Nacherwärmung

Nacherwärmung


Neben der Fehlgärung ist die Nacherwärmung eines der Hauptprobleme der Silagebereitung – sowohl bei Mais- als auch bei Grassilagen. Wie kommt es dazu? Die Ursachen dafür liegen im Wesentlichen im Silier- und Entnahmemanagement von Silagen. Im Silo und auch im Siloballen reichert sich während der Gärphase neben Milchsäure auch schützendes CO2 an. Sobald das Silo geöffnet wird, strömt Luft(-sauerstoff) in die Poren und Hohlräume des Futterstocks und verdrängt das Kohlendioxid. Nun können Hefen wachsen, die bislang keine idealen Lebensbedingungen im Silo hatten. Die Hefen setzen den Restzucker zu Ethanol und CO2 um, ein Prozess bei dem Wärme frei wird, das Silo erwärmt sich. Wo Wärme entsteht, geht Futterenergie verloren und das Silo verliert an Trockenmasse.

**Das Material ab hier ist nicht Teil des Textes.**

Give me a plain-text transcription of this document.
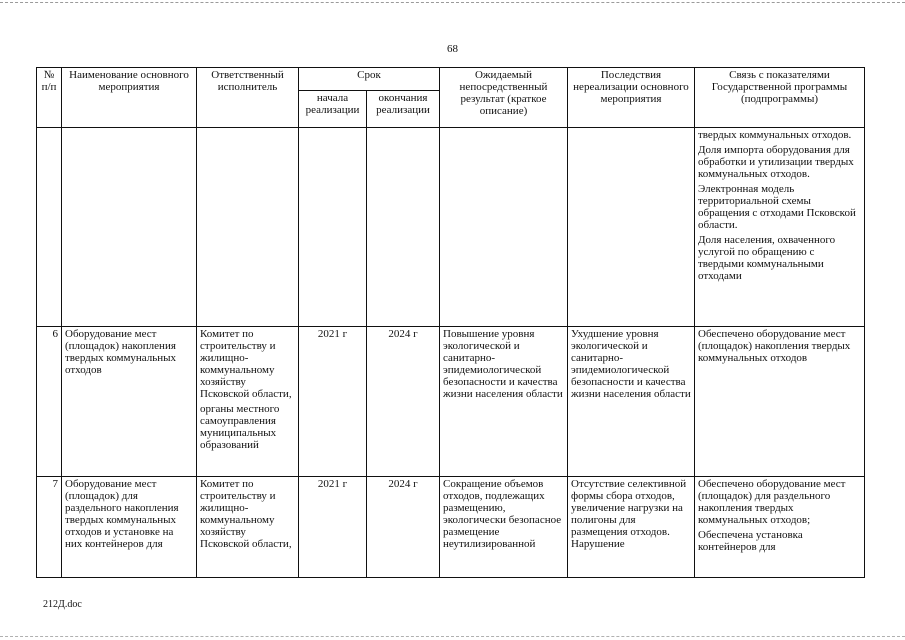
68
№ п/п	Наименование основного мероприятия	Ответственный исполнитель	Срок		Ожидаемый непосредственный результат (краткое описание)	Последствия нереализации основного мероприятия	Связь с показателями Государственной программы (подпрограммы)
			начала реализации	окончания реализации			

							твердых коммунальных отходов.

Доля импорта оборудования для обработки и утилизации твердых коммунальных отходов.

Электронная модель территориальной схемы обращения с отходами Псковской области.

Доля населения, охваченного услугой по обращению с твердыми коммунальными отходами

6	Оборудование мест (площадок) накопления твердых коммунальных отходов	Комитет по строительству и жилищно-коммунальному хозяйству Псковской области,

органы местного самоуправления муниципальных образований	2021 г	2024 г	Повышение уровня экологической и санитарно-эпидемиологической безопасности и качества жизни населения области	Ухудшение уровня экологической и санитарно-эпидемиологической безопасности и качества жизни населения области	Обеспечено оборудование мест (площадок) накопления твердых коммунальных отходов

7	Оборудование мест (площадок) для раздельного накопления твердых коммунальных отходов и установке на них контейнеров для	Комитет по строительству и жилищно-коммунальному хозяйству Псковской области,	2021 г	2024 г	Сокращение объемов отходов, подлежащих размещению, экологически безопасное размещение неутилизированной	Отсутствие селективной формы сбора отходов, увеличение нагрузки на полигоны для размещения отходов. Нарушение	Обеспечено оборудование мест (площадок) для раздельного накопления твердых коммунальных отходов;

Обеспечена установка контейнеров для

212Д.doc
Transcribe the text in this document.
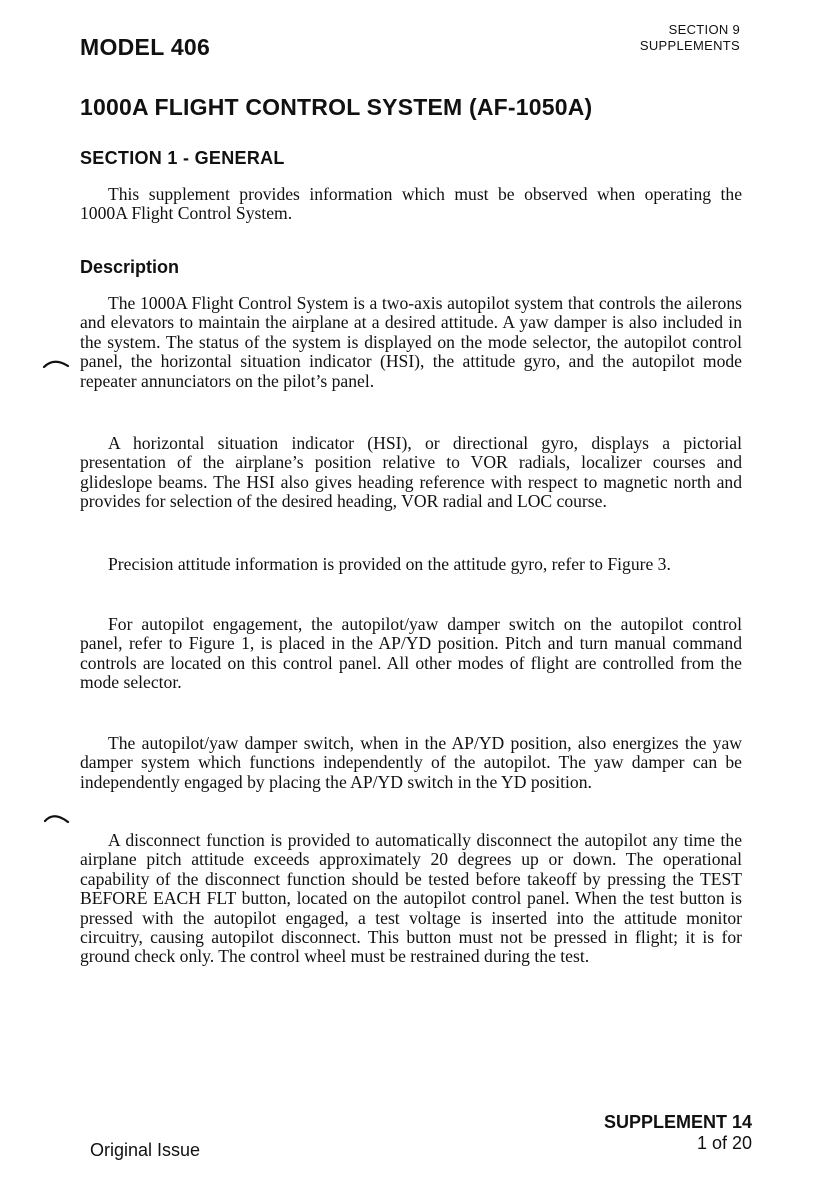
MODEL 406
SECTION 9
SUPPLEMENTS
1000A FLIGHT CONTROL SYSTEM (AF-1050A)
SECTION 1 - GENERAL

This supplement provides information which must be observed when operating the 1000A Flight Control System.

Description

The 1000A Flight Control System is a two-axis autopilot system that controls the ailerons and elevators to maintain the airplane at a desired attitude. A yaw damper is also included in the system. The status of the system is displayed on the mode selector, the autopilot control panel, the horizontal situation indicator (HSI), the attitude gyro, and the autopilot mode repeater annunciators on the pilot’s panel.

A horizontal situation indicator (HSI), or directional gyro, displays a pictorial presentation of the airplane’s position relative to VOR radials, localizer courses and glideslope beams. The HSI also gives heading reference with respect to magnetic north and provides for selection of the desired heading, VOR radial and LOC course.

Precision attitude information is provided on the attitude gyro, refer to Figure 3.

For autopilot engagement, the autopilot/yaw damper switch on the autopilot control panel, refer to Figure 1, is placed in the AP/YD position. Pitch and turn manual command controls are located on this control panel. All other modes of flight are controlled from the mode selector.

The autopilot/yaw damper switch, when in the AP/YD position, also energizes the yaw damper system which functions independently of the autopilot. The yaw damper can be independently engaged by placing the AP/YD switch in the YD position.

A disconnect function is provided to automatically disconnect the autopilot any time the airplane pitch attitude exceeds approximately 20 degrees up or down. The operational capability of the disconnect function should be tested before takeoff by pressing the TEST BEFORE EACH FLT button, located on the autopilot control panel. When the test button is pressed with the autopilot engaged, a test voltage is inserted into the attitude monitor circuitry, causing autopilot disconnect. This button must not be pressed in flight; it is for ground check only. The control wheel must be restrained during the test.

SUPPLEMENT 14
1 of 20
Original Issue
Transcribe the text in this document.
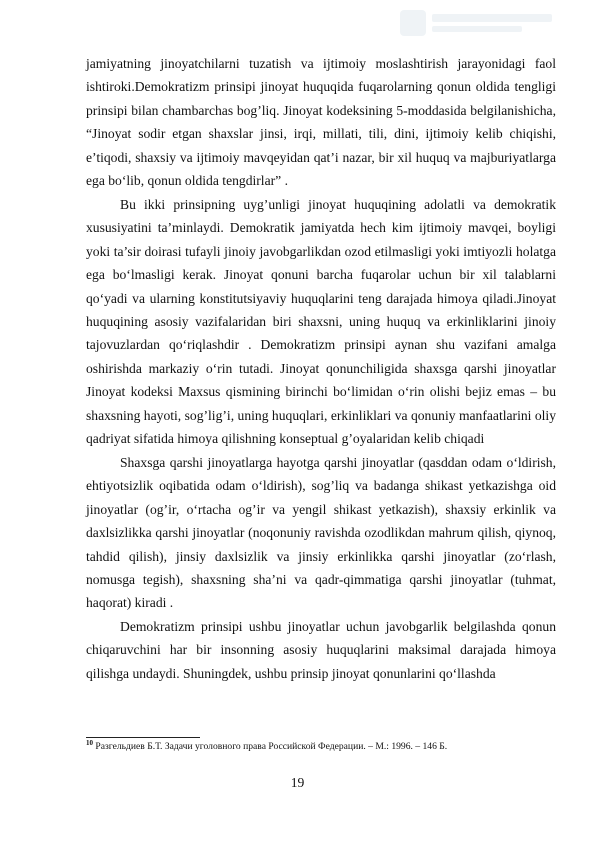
jamiyatning jinoyatchilarni tuzatish va ijtimoiy moslashtirish jarayonidagi faol ishtiroki.Demokratizm prinsipi jinoyat huquqida fuqarolarning qonun oldida tengligi prinsipi bilan chambarchas bog’liq. Jinoyat kodeksining 5-moddasida belgilanishicha, “Jinoyat sodir etgan shaxslar jinsi, irqi, millati, tili, dini, ijtimoiy kelib chiqishi, e’tiqodi, shaxsiy va ijtimoiy mavqeyidan qat’i nazar, bir xil huquq va majburiyatlarga ega bo‘lib, qonun oldida tengdirlar” .

Bu ikki prinsipning uyg’unligi jinoyat huquqining adolatli va demokratik xususiyatini ta’minlaydi. Demokratik jamiyatda hech kim ijtimoiy mavqei, boyligi yoki ta’sir doirasi tufayli jinoiy javobgarlikdan ozod etilmasligi yoki imtiyozli holatga ega bo‘lmasligi kerak. Jinoyat qonuni barcha fuqarolar uchun bir xil talablarni qo‘yadi va ularning konstitutsiyaviy huquqlarini teng darajada himoya qiladi.Jinoyat huquqining asosiy vazifalaridan biri shaxsni, uning huquq va erkinliklarini jinoiy tajovuzlardan qo‘riqlashdir . Demokratizm prinsipi aynan shu vazifani amalga oshirishda markaziy o‘rin tutadi. Jinoyat qonunchiligida shaxsga qarshi jinoyatlar Jinoyat kodeksi Maxsus qismining birinchi bo‘limidan o‘rin olishi bejiz emas – bu shaxsning hayoti, sog’lig’i, uning huquqlari, erkinliklari va qonuniy manfaatlarini oliy qadriyat sifatida himoya qilishning konseptual g’oyalaridan kelib chiqadi

Shaxsga qarshi jinoyatlarga hayotga qarshi jinoyatlar (qasddan odam o‘ldirish, ehtiyotsizlik oqibatida odam o‘ldirish), sog’liq va badanga shikast yetkazishga oid jinoyatlar (og’ir, o‘rtacha og’ir va yengil shikast yetkazish), shaxsiy erkinlik va daxlsizlikka qarshi jinoyatlar (noqonuniy ravishda ozodlikdan mahrum qilish, qiynoq, tahdid qilish), jinsiy daxlsizlik va jinsiy erkinlikka qarshi jinoyatlar (zo‘rlash, nomusga tegish), shaxsning sha’ni va qadr-qimmatiga qarshi jinoyatlar (tuhmat, haqorat) kiradi .

Demokratizm prinsipi ushbu jinoyatlar uchun javobgarlik belgilashda qonun chiqaruvchini har bir insonning asosiy huquqlarini maksimal darajada himoya qilishga undaydi. Shuningdek, ushbu prinsip jinoyat qonunlarini qo‘llashda

$^{10}$ Разгельдиев Б.Т. Задачи уголовного права Российской Федерации. – М.: 1996. – 146 Б.
19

Damit aber noch nicht genug: Da einige Hefen auch die konservierende Milchsäure verstoffwechseln, steigt der pH-Wert in der Silage an. Nun finden auch Schimmelpilze verbesserte Lebensbedingungen vor und vermehren sich. Schimmelpilze aber können gefährliche Pilzgifte, die Mykotoxine, bilden, die bei Nutztieren zu Leistungsdepressionen und schweren organischen Krankheiten führen können. Viele Landwirte kennen die weißlichen, gräulichen oder roten Schimmelnester im Silo. Dieses belastete Futter muss entsorgt werden.

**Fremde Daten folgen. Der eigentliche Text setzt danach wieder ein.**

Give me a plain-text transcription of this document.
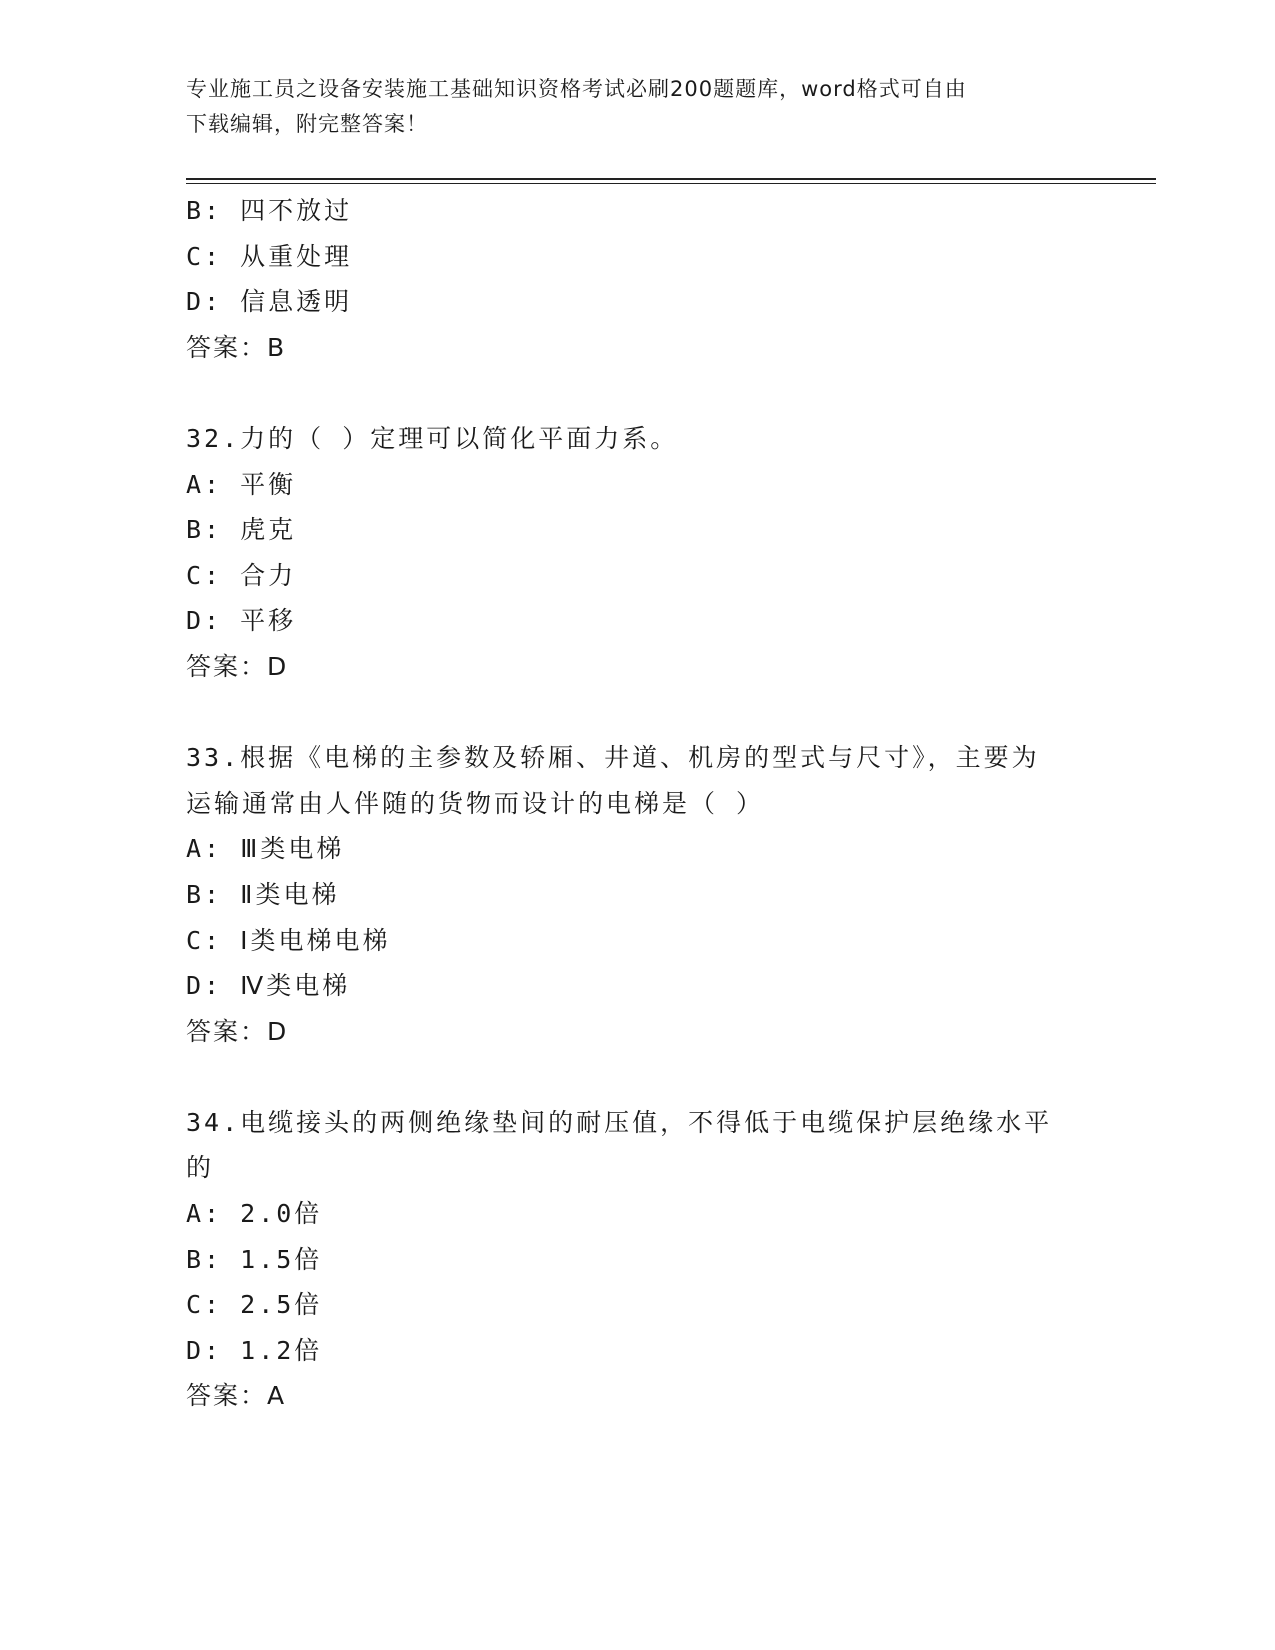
专业施工员之设备安装施工基础知识资格考试必刷200题题库，word格式可自由
下载编辑，附完整答案！
B: 四不放过
C: 从重处理
D: 信息透明
答案：B
32.力的（ ）定理可以简化平面力系。
A: 平衡
B: 虎克
C: 合力
D: 平移
答案：D
33.根据《电梯的主参数及轿厢、井道、机房的型式与尺寸》，主要为
运输通常由人伴随的货物而设计的电梯是（ ）
A: Ⅲ类电梯
B: Ⅱ类电梯
C: Ⅰ类电梯电梯
D: Ⅳ类电梯
答案：D
34.电缆接头的两侧绝缘垫间的耐压值，不得低于电缆保护层绝缘水平
的
A: 2.0倍
B: 1.5倍
C: 2.5倍
D: 1.2倍
答案：A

verschimmelte Maissilage, © ballensilage.com
verschimmelte Maissilage, © ballensilage.com

Besonders gefährdet sind die oberen Bereiche des Fahrsilos, wo die Futterschichten tendenziell weniger gut verdichtet worden sind als im Silokern. Dies belegen Temperaturmessungen deutlich und zeigt sich immer wieder beim Abdecken von Silagen. Beim Siloballen sind nicht selten die äußeren Schichten betroffen.

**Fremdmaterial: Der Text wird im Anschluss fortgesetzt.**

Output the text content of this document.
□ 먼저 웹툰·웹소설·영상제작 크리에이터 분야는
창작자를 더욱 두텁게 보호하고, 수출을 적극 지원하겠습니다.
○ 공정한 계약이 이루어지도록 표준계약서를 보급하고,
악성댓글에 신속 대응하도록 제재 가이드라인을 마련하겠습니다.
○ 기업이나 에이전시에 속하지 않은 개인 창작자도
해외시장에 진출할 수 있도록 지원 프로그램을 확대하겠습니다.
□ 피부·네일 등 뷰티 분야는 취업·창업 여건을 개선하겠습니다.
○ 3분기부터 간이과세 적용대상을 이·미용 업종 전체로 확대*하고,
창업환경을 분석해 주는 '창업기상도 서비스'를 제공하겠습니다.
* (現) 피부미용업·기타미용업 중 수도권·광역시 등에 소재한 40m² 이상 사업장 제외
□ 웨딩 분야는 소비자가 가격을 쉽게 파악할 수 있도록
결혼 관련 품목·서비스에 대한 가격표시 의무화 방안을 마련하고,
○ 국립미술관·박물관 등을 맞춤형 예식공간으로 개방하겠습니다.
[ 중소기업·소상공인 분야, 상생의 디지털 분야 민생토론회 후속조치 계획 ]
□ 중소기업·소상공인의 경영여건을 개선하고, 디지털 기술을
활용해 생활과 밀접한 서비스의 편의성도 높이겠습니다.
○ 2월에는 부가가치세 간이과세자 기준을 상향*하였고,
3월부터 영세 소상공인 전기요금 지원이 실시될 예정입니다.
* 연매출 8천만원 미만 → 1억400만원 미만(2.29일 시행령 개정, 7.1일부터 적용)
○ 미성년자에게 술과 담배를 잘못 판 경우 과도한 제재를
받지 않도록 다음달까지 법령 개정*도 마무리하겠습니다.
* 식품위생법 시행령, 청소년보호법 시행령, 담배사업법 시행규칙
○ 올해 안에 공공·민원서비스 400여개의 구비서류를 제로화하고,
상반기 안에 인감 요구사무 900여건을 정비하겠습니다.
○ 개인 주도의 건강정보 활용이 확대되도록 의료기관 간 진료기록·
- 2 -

Das Problem der Nacherwärmung bei Grassilage zeigt sich besonders stark bei Silagen, die bei hohen TM-Gehalten einsiliert worden sind. Kommt beim Gras eine lange Schnittlänge hinzu (häufig bei Pferde-Heulagen der Fall) gestaltet sich die Verdichtung des Silos schwierig. Ziel der Silagebereitung muss es sein, ein aerob stabiles Gärfutter ohne Nacherwärmung zu erzeugen.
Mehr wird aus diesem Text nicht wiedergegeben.